Рамюр поднимает на Жозефа заплаканные глаза.

— Как? Он не только жив, но еще и ранен? Избавлен от смерти? А-а, везет же некоторым женам и детям! Ну, ладно, отведи его и приходи обратно!.. Может быть, я еще дождусь тебя…

Теперь надо взобраться на другой склон оврага. Мы проникаем в бесформенное изувеченное углубление старого хода 97.

Вдруг воздух раздирают остервенелые свистки. Над нами проносится шквал шрапнели… В недрах бурых туч сверкают и рассыпаются страшным дождем аэролиты. Выстрелы грохочут, взвиваются в небо, разбиваются о склоны, разворачивают холмы и вырывают из них старые кости мира. И громовые пожары вспыхивают по всей линии.

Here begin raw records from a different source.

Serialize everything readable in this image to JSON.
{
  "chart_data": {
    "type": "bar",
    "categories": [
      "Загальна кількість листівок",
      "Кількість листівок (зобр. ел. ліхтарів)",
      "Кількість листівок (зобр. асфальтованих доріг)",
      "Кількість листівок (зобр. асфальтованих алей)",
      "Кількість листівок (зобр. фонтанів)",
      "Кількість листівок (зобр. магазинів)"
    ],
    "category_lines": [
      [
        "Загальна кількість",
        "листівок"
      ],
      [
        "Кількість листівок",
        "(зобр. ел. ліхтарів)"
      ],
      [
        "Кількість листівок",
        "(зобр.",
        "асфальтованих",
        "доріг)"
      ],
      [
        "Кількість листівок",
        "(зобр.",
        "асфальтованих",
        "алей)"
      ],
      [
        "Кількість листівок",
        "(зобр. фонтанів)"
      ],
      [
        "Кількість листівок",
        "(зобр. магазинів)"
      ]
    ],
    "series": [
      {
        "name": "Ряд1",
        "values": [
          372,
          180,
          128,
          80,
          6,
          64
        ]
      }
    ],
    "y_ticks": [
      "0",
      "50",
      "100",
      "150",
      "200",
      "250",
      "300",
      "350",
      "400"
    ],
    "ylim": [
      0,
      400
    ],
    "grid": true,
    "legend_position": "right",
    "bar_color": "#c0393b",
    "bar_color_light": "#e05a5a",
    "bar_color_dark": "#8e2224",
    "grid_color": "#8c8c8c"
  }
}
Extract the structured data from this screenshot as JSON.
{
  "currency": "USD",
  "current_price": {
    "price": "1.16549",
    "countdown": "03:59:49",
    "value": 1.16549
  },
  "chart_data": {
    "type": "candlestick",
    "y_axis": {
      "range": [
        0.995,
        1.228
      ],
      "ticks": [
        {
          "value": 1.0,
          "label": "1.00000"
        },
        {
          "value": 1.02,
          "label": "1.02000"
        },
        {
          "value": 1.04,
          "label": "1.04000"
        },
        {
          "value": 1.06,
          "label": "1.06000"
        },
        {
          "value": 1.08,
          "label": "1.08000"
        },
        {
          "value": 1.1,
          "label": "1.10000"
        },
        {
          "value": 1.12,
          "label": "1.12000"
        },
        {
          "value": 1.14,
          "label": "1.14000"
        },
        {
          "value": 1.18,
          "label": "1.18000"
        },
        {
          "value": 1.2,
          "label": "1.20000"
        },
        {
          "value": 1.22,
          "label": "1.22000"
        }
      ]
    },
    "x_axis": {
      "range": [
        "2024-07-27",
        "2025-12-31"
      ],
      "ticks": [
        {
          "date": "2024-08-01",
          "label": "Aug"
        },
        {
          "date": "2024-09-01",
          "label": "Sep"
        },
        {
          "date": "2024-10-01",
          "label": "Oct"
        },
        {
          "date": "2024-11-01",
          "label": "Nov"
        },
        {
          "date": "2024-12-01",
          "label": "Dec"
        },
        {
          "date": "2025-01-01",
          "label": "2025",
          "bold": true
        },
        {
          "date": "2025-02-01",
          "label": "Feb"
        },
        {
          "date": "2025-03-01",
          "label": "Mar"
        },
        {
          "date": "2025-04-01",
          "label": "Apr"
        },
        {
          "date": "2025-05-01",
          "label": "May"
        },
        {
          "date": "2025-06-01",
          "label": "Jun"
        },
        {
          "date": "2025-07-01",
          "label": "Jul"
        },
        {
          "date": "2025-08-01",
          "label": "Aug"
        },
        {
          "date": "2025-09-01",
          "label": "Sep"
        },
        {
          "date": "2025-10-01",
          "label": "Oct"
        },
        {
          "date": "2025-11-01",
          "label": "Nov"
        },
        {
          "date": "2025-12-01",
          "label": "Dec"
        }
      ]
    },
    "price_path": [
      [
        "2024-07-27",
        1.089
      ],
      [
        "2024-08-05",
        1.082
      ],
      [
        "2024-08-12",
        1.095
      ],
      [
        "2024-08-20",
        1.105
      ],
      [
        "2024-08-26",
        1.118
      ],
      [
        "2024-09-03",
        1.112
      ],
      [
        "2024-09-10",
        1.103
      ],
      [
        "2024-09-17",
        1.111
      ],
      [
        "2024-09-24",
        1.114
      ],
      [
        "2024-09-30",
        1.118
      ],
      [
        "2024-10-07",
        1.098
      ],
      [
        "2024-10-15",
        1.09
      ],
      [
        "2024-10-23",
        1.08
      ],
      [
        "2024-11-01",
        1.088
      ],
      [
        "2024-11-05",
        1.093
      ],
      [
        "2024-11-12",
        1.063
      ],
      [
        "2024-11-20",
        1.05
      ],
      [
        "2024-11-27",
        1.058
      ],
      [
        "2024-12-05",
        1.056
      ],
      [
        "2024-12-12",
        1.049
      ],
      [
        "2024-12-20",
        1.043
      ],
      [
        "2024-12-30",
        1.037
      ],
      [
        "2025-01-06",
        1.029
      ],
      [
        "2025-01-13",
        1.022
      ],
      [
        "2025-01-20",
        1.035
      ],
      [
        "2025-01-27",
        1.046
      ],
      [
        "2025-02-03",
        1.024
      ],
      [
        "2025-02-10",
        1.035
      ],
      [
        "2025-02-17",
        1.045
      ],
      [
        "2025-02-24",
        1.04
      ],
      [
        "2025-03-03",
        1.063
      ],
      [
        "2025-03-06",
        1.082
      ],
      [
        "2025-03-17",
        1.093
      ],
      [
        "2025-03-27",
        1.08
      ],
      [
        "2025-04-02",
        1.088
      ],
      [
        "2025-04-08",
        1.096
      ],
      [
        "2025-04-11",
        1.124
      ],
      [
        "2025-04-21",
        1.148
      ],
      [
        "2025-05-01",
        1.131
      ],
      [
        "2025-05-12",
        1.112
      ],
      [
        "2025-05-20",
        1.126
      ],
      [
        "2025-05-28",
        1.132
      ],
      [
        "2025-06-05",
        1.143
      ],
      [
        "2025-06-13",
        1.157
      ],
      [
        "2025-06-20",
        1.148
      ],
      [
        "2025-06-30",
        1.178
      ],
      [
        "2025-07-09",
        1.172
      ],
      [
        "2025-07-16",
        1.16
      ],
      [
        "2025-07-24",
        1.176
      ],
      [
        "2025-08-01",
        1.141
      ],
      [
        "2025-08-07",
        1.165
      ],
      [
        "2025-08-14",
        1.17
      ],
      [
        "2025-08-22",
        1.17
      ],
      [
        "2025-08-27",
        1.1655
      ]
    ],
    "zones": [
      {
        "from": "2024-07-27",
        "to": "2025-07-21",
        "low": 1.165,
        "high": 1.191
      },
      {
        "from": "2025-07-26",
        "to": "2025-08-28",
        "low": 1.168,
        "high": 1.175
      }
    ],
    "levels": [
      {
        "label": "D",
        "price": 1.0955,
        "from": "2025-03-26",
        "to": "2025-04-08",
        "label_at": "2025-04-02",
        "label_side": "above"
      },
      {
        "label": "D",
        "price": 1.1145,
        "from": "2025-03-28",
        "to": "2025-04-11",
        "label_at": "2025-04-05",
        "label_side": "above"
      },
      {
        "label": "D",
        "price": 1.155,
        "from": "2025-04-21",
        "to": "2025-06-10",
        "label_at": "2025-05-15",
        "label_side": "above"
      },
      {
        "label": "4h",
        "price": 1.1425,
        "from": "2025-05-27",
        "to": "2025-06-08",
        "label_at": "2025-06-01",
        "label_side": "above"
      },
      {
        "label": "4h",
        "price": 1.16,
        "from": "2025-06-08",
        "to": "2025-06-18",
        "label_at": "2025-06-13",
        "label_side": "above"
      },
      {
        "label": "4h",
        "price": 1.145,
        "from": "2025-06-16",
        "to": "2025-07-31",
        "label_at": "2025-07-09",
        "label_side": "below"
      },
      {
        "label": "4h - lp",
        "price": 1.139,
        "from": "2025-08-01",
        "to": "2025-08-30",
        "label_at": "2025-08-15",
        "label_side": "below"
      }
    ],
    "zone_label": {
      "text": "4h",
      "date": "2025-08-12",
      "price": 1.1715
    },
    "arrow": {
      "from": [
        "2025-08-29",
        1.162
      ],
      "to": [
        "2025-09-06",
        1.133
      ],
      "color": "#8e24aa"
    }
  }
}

Опять начинается заградительный огонь.

Мы, как дети, кричим:

— Довольно! Довольно!

В этом неистовстве смертоносных машин, механического разрушения, преследующего нас повсюду, есть нечто сверхъестественное. Я держу Жозефа за руку; он оглядывается, смотрит на ливень взрывов, как затравленный, обезумевший зверь, и только бормочет:

— Как? Опять? Значит, еще не кончилось? Мы ведь всего насмотрелись, всего натерпелись!.. И вот начинается опять! Так нет же, нет!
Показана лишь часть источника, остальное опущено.